The rotary actuator 33 is rotationally driven to achieve a high damping force state. Therefore, the driver should, for example, change the damping force from normal to soft (by switching the changeover switch 42, and apply sudden braking while the shutter 14 is in the middle of rotation, or due to sudden steering at high speed, etc.). Hydraulic shock absorbers are able to generate high damping force preferentially even when the vehicle receives an impact force.For this reason, when braking suddenly, the vehicle body leans forward, which is the so-called r-nose dive. However, by preferentially switching the damping force to hard, it is possible to reliably prevent nose dive.Also, even when steering suddenly at high speed, it is possible to prevent so-called "spin" in which the vehicle body rotates. However, this spin can also be prevented because the high damping force state can be preferentially applied.As a result, the maneuverability and stability of the vehicle can be improved, and a comfortable ride can be ensured. In the embodiment, the changeover switch circuit 36 has two stages, soft and normal, but it may have three or more stages including hard.Also, in the embodiment, damping force adjustment in three stages has been described. , may be two stages (or may be four or more stages.Furthermore, in the embodiment, a vehicle speed sensor 48 and a steering wheel angle sensor 50 are added, and it has been described as being hard to switch even in the event of sudden notification at high speed. The processing at the time of sudden rotation may be omitted as appropriate. [Effect of the Invention 1] The damping force adjustable hydraulic shock absorber according to the present invention is as described above in detail, and the hydraulic shock absorber can be adjusted according to the will of the driver. If the brake operation detection unit detects that the vehicle has been braked while the damping force is being switched to a state other than high, the control unit is configured to preferentially switch to the high damping force state, so sudden braking is not possible. In some cases, hydraulic shock absorbers can quickly and stably maintain high damping force, reliably prevent the occurrence of nose dive phenomenon, and ensure vehicle maneuverability and stability. can.

[Brief explanation of the drawing]

1 to 6 show embodiments of the present invention, FIG. 1 is a sectional view of a main part of a hydraulic shock absorber, and FIG. 2 is an IT-I of FIG. 1.
A sectional view in the direction of the I arrow, FIG. 3 is an external view of the shutter, FIGS. 4 and 5 are explanatory diagrams of the operation of the variable damping force generation mechanism showing different operating states, and FIG. 6 is a changeover switch circuit and detection FIG. 3 is a circuit diagram showing the configuration of a control section and a control section. 36... Changeover switch circuit, 45... Detection section, 46
...Brake pressure sensor, 52...Control unit.
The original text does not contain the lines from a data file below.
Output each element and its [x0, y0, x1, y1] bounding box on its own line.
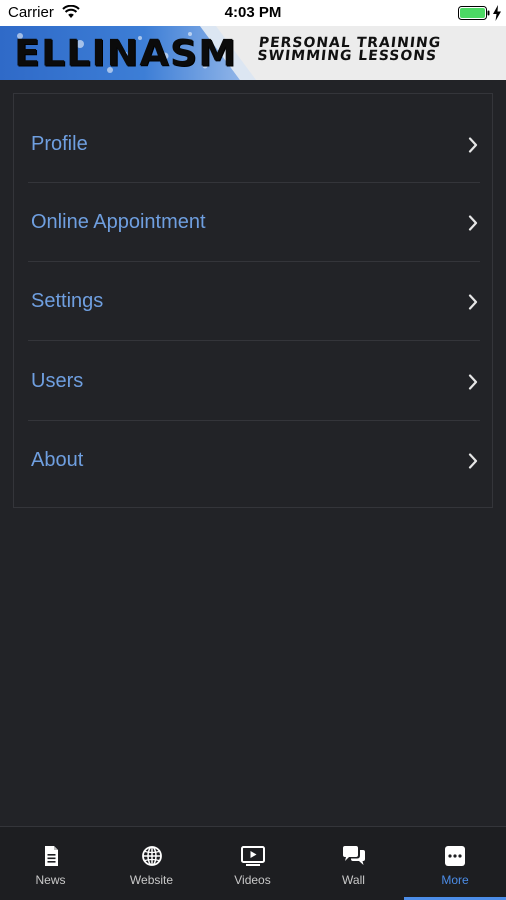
globe-icon — [141, 846, 162, 866]
tab-label: Website — [129, 873, 174, 887]
chevron-right-icon — [468, 215, 478, 231]
tab-news[interactable]: News — [0, 827, 101, 900]
app-screen: Carrier 4:03 PM ELLINASM PERSONAL TRAINI… — [0, 0, 506, 900]
bottom-tab-bar: News Website Videos Wall More — [0, 826, 506, 900]
status-time: 4:03 PM — [224, 4, 282, 21]
video-icon — [240, 846, 265, 866]
tab-label: News — [35, 873, 66, 887]
menu-item-label: Settings — [31, 290, 104, 312]
tab-more[interactable]: More — [404, 827, 506, 900]
charging-icon — [493, 5, 501, 21]
document-icon — [44, 846, 58, 866]
menu-item-label: Users — [31, 370, 84, 392]
tab-label: Wall — [342, 873, 365, 887]
chevron-right-icon — [468, 453, 478, 469]
menu-item-label: Online Appointment — [31, 211, 206, 233]
chevron-right-icon — [468, 137, 478, 153]
tab-website[interactable]: Website — [101, 827, 202, 900]
chevron-right-icon — [468, 374, 478, 390]
tagline-line-2: SWIMMING LESSONS — [256, 48, 438, 64]
more-menu-list: Profile Online Appointment Settings User… — [13, 93, 493, 508]
banner-tagline: PERSONAL TRAINING SWIMMING LESSONS — [256, 35, 443, 64]
battery-icon — [458, 6, 490, 20]
header-banner: ELLINASM PERSONAL TRAINING SWIMMING LESS… — [0, 26, 506, 80]
menu-item-label: Profile — [31, 133, 88, 155]
tab-label: More — [441, 873, 469, 887]
menu-item-profile[interactable]: Profile — [28, 105, 480, 184]
menu-item-online-appointment[interactable]: Online Appointment — [28, 183, 480, 262]
menu-item-settings[interactable]: Settings — [28, 262, 480, 341]
chevron-right-icon — [468, 294, 478, 310]
status-bar: Carrier 4:03 PM — [0, 0, 506, 26]
menu-item-about[interactable]: About — [28, 421, 480, 500]
menu-item-label: About — [31, 449, 84, 471]
menu-divider — [28, 340, 480, 341]
menu-item-users[interactable]: Users — [28, 342, 480, 421]
chat-icon — [342, 846, 365, 865]
more-icon — [445, 846, 465, 866]
brand-logo-text: ELLINASM — [14, 32, 237, 74]
tab-label: Videos — [234, 873, 271, 887]
tab-videos[interactable]: Videos — [202, 827, 303, 900]
tab-wall[interactable]: Wall — [303, 827, 404, 900]
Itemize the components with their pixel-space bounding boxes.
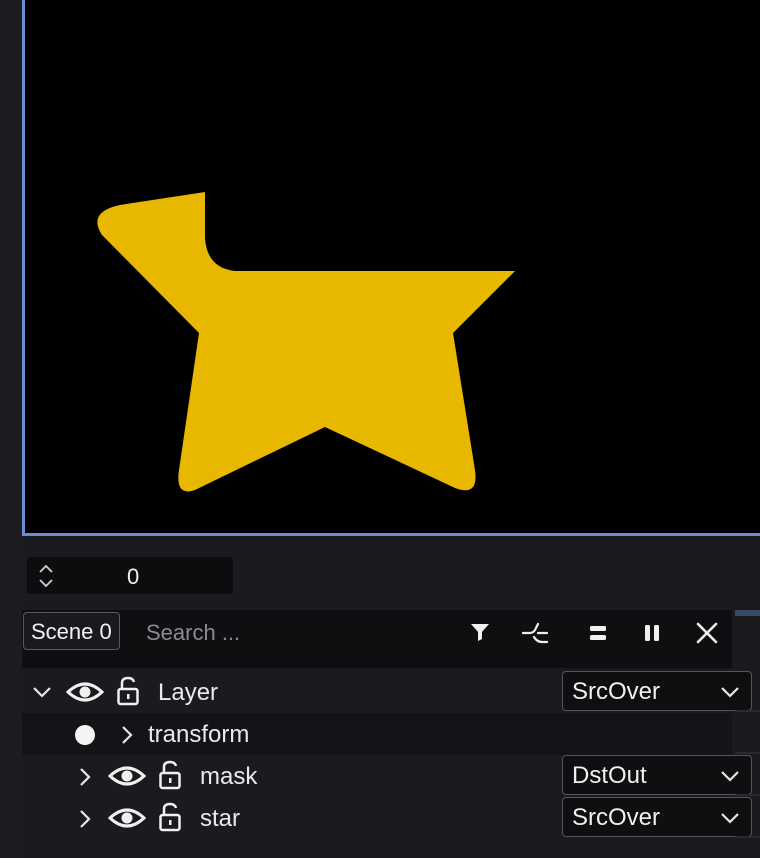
chevron-right-icon[interactable]: [76, 807, 94, 836]
curve-button[interactable]: [520, 618, 550, 648]
layer-name: star: [200, 805, 241, 832]
star-row[interactable]: star SrcOver: [22, 797, 752, 839]
eye-icon[interactable]: [107, 762, 147, 795]
blend-mode-value: SrcOver: [572, 678, 661, 705]
lock-icon[interactable]: [158, 759, 182, 796]
canvas-viewport[interactable]: [22, 0, 760, 536]
blend-mode-value: SrcOver: [572, 804, 661, 831]
left-panel-edge: [0, 0, 22, 858]
blend-mode-select[interactable]: SrcOver: [562, 671, 752, 711]
lock-icon[interactable]: [158, 801, 182, 838]
dot-icon: [74, 724, 96, 751]
eye-icon[interactable]: [107, 804, 147, 837]
layer-name: mask: [200, 763, 258, 790]
chevron-down-icon: [39, 579, 53, 588]
frame-value: 0: [127, 564, 140, 589]
chevron-down-icon: [719, 767, 741, 790]
chevron-down-icon: [719, 809, 741, 832]
stepper-arrows[interactable]: [35, 561, 57, 591]
equals-icon: [590, 626, 606, 640]
eye-icon[interactable]: [65, 678, 105, 711]
mask-row[interactable]: mask DstOut: [22, 755, 752, 797]
filter-button[interactable]: [466, 618, 496, 648]
layers-toolbar: Scene 0: [22, 610, 732, 668]
transform-row[interactable]: transform: [22, 713, 732, 755]
chevron-down-icon[interactable]: [30, 681, 54, 708]
canvas-drawing: [97, 192, 515, 492]
panel-divider: [735, 794, 760, 796]
pause-button[interactable]: [638, 618, 668, 648]
panel-divider: [735, 710, 760, 712]
blend-mode-value: DstOut: [572, 762, 647, 789]
close-button[interactable]: [692, 618, 722, 648]
panel-divider: [735, 752, 760, 754]
panel-divider: [735, 836, 760, 838]
layer-row[interactable]: Layer SrcOver: [22, 671, 752, 713]
close-icon: [696, 622, 718, 644]
collapse-button[interactable]: [584, 618, 614, 648]
frame-stepper[interactable]: 0: [27, 557, 233, 594]
filter-icon: [471, 624, 489, 641]
scene-selector-button[interactable]: Scene 0: [23, 612, 120, 650]
layer-name: Layer: [158, 679, 219, 706]
pause-icon: [645, 625, 659, 641]
chevron-right-icon[interactable]: [118, 723, 136, 752]
chevron-right-icon[interactable]: [76, 765, 94, 794]
chevron-down-icon: [719, 683, 741, 706]
blend-mode-select[interactable]: DstOut: [562, 755, 752, 795]
chevron-up-icon: [39, 564, 53, 573]
panel-divider: [735, 610, 760, 616]
lock-icon[interactable]: [116, 675, 140, 712]
star-shape: [97, 192, 515, 492]
curve-icon: [521, 622, 549, 644]
search-input[interactable]: [144, 614, 448, 652]
blend-mode-select[interactable]: SrcOver: [562, 797, 752, 837]
transform-label: transform: [148, 721, 250, 748]
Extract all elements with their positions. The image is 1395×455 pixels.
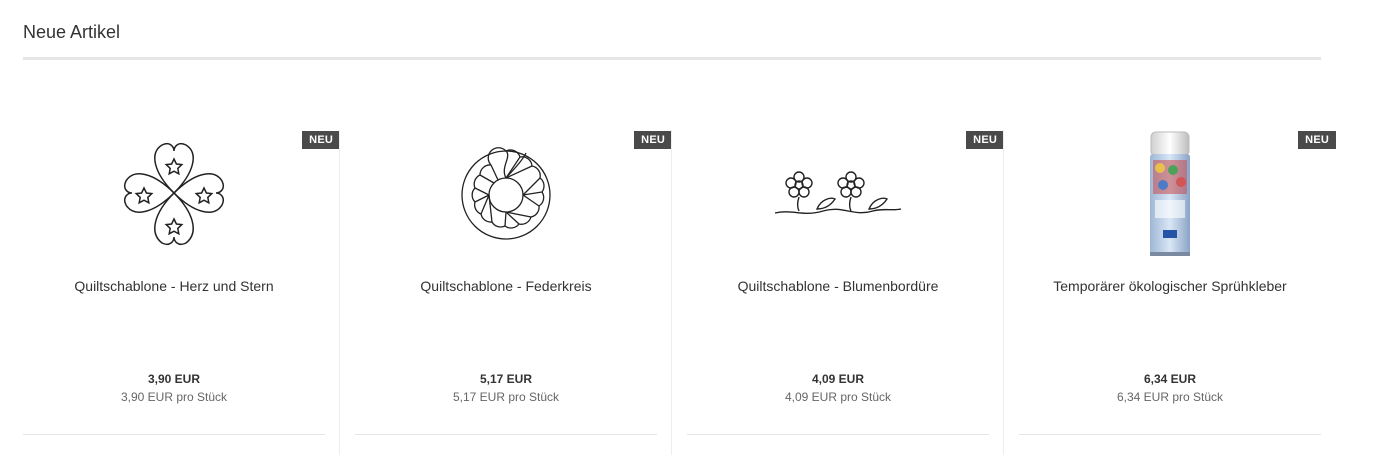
product-image-flower-border[interactable]	[737, 125, 939, 265]
product-card: NEU	[687, 85, 1004, 455]
product-unit-price: 4,09 EUR pro Stück	[784, 390, 892, 404]
section-title: Neue Artikel	[23, 22, 121, 42]
card-divider	[687, 434, 989, 435]
product-price: 5,17 EUR	[479, 372, 533, 386]
product-price: 6,34 EUR	[1143, 372, 1197, 386]
product-name[interactable]: Quiltschablone - Federkreis	[355, 278, 657, 294]
new-badge: NEU	[1298, 131, 1336, 149]
new-badge: NEU	[966, 131, 1004, 149]
new-badge: NEU	[302, 131, 340, 149]
product-image-spray-can[interactable]	[1069, 125, 1271, 265]
product-card: NEU Quiltschablone - Herz und Stern 3,90…	[23, 85, 340, 455]
card-divider	[1019, 434, 1321, 435]
product-price: 3,90 EUR	[147, 372, 201, 386]
product-image-feather-circle[interactable]	[405, 125, 607, 265]
flower-border-stencil-icon	[774, 171, 902, 214]
spray-can-icon	[1150, 131, 1190, 256]
product-card: NEU	[1019, 85, 1336, 455]
product-name[interactable]: Temporärer ökologischer Sprühkleber	[1019, 278, 1321, 294]
product-unit-price: 6,34 EUR pro Stück	[1116, 390, 1224, 404]
product-card: NEU	[355, 85, 672, 455]
product-price: 4,09 EUR	[811, 372, 865, 386]
card-separator	[1003, 130, 1004, 455]
product-unit-price: 3,90 EUR pro Stück	[120, 390, 228, 404]
card-divider	[23, 434, 325, 435]
feather-circle-stencil-icon	[461, 147, 551, 240]
card-divider	[355, 434, 657, 435]
heart-star-stencil-icon	[123, 142, 225, 245]
product-grid: NEU Quiltschablone - Herz und Stern 3,90…	[23, 85, 1363, 455]
product-name[interactable]: Quiltschablone - Herz und Stern	[23, 278, 325, 294]
product-unit-price: 5,17 EUR pro Stück	[452, 390, 560, 404]
card-separator	[671, 130, 672, 455]
new-badge: NEU	[634, 131, 672, 149]
title-divider	[23, 57, 1321, 60]
product-name[interactable]: Quiltschablone - Blumenbordüre	[687, 278, 989, 294]
product-image-heart-star[interactable]	[73, 125, 275, 265]
card-separator	[339, 130, 340, 455]
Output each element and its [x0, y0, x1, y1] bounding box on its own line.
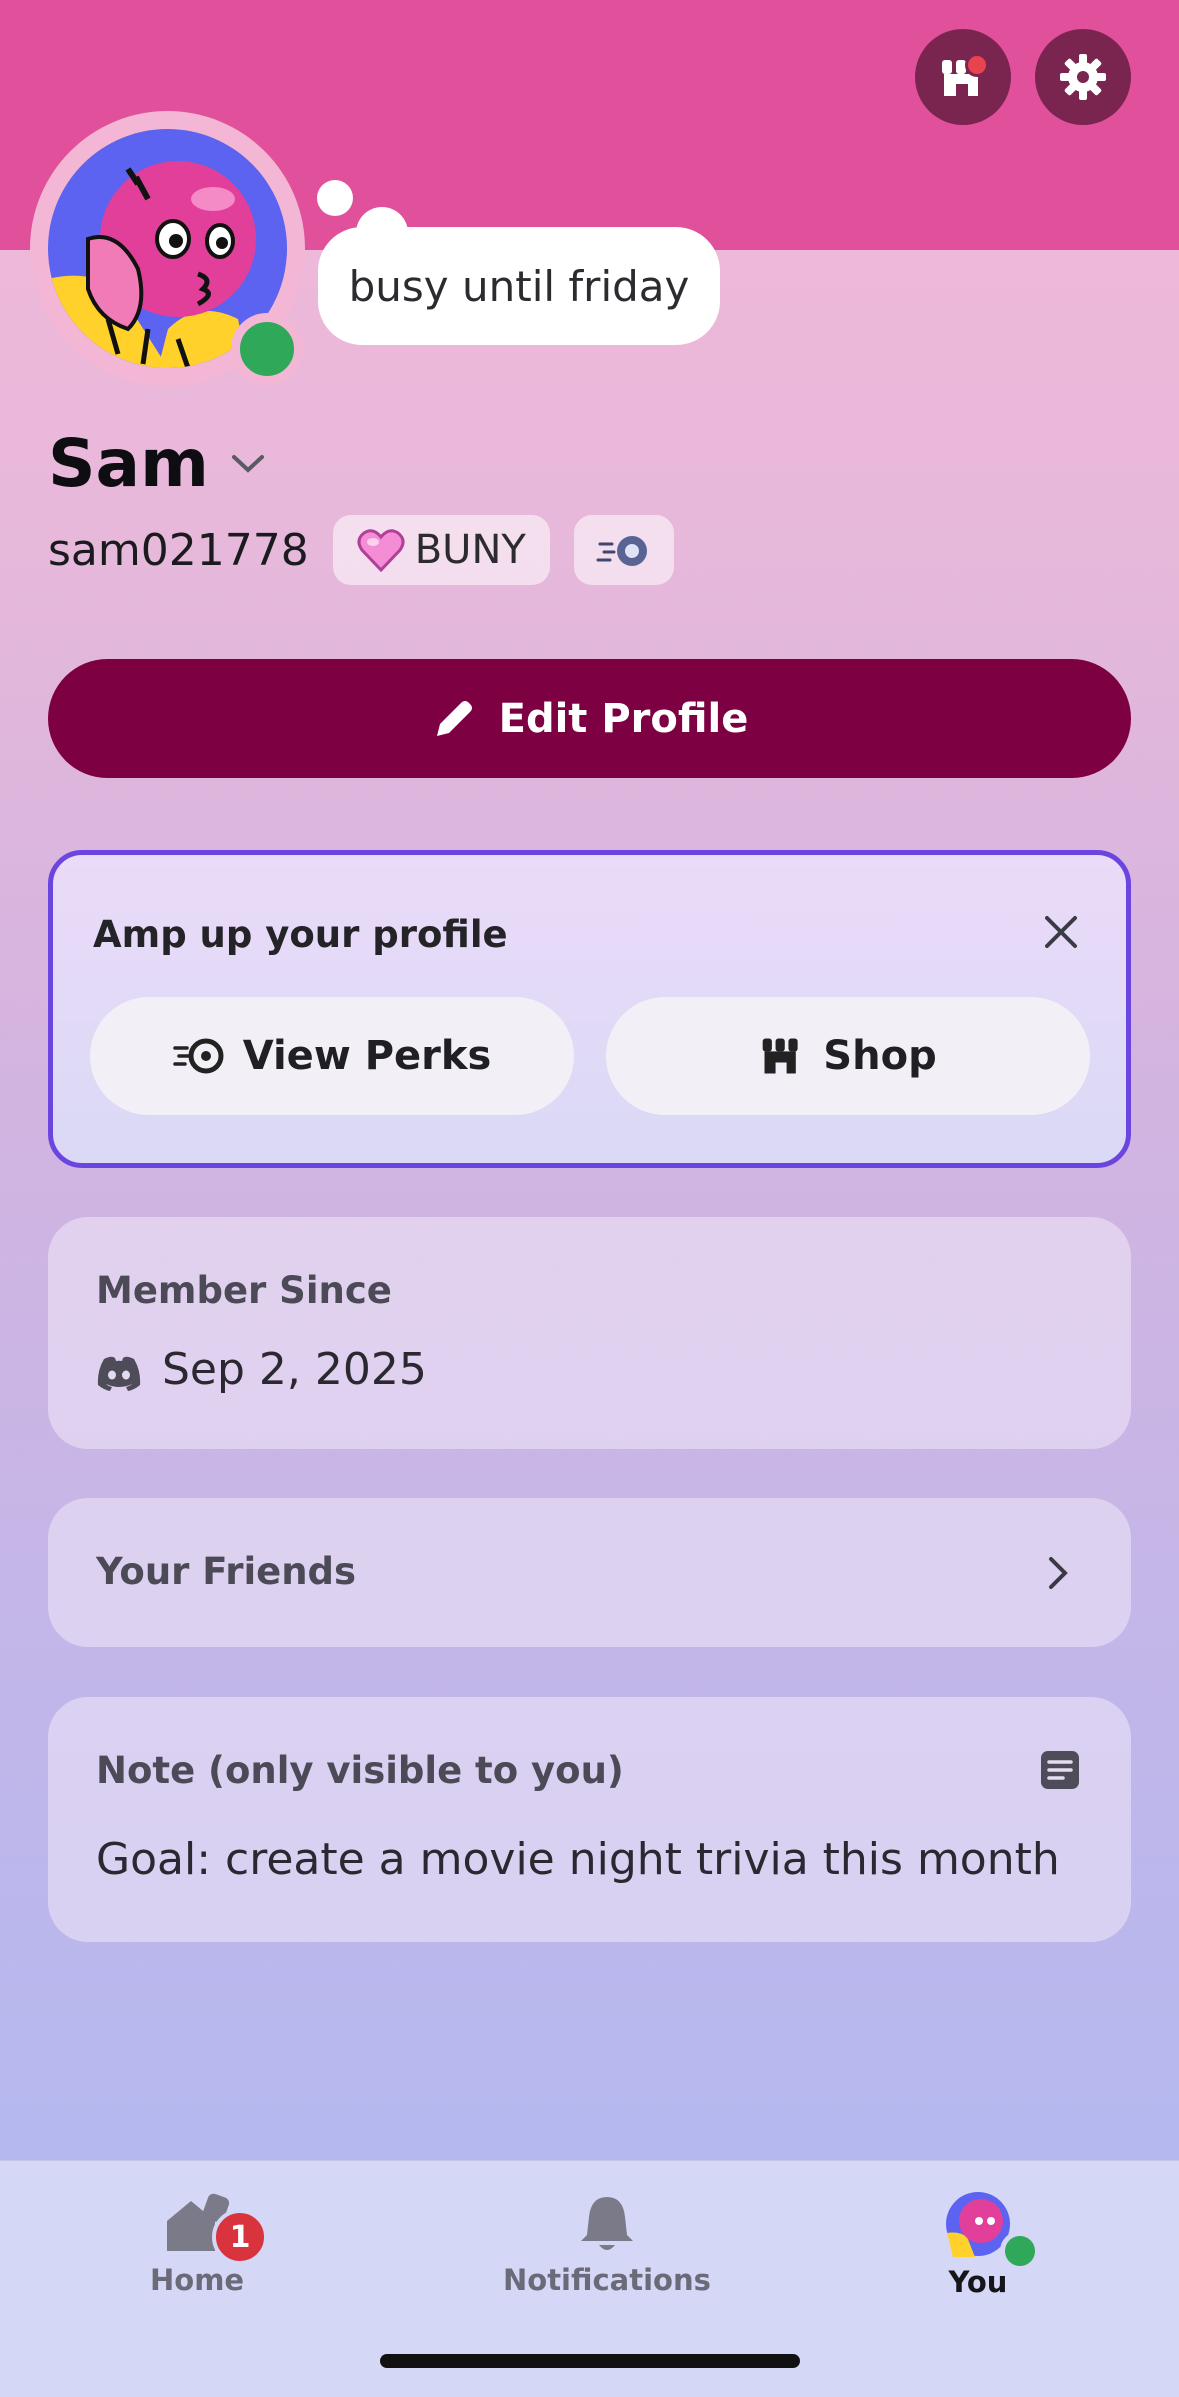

Figure 2

Claims (1)

[Claims] A damping force adjustable hydraulic shock absorber capable of adjusting the damping force in at least two levels between high and low; and a damping force adjustable hydraulic shock absorber capable of adjusting the damping force by the hydraulic shock absorber to one of predetermined magnitudes according to the driver's will. A damping force adjustable hydraulic shock absorber having a selectable changeover switch circuit, wherein the damping force is switched to a low state other than high according to the selection of the changeover switch circuit. A damping force adjustable hydraulic shock absorber comprising: a control unit that preferentially increases the damping force when a detection signal is input from the brake operation detection unit during the brake operation.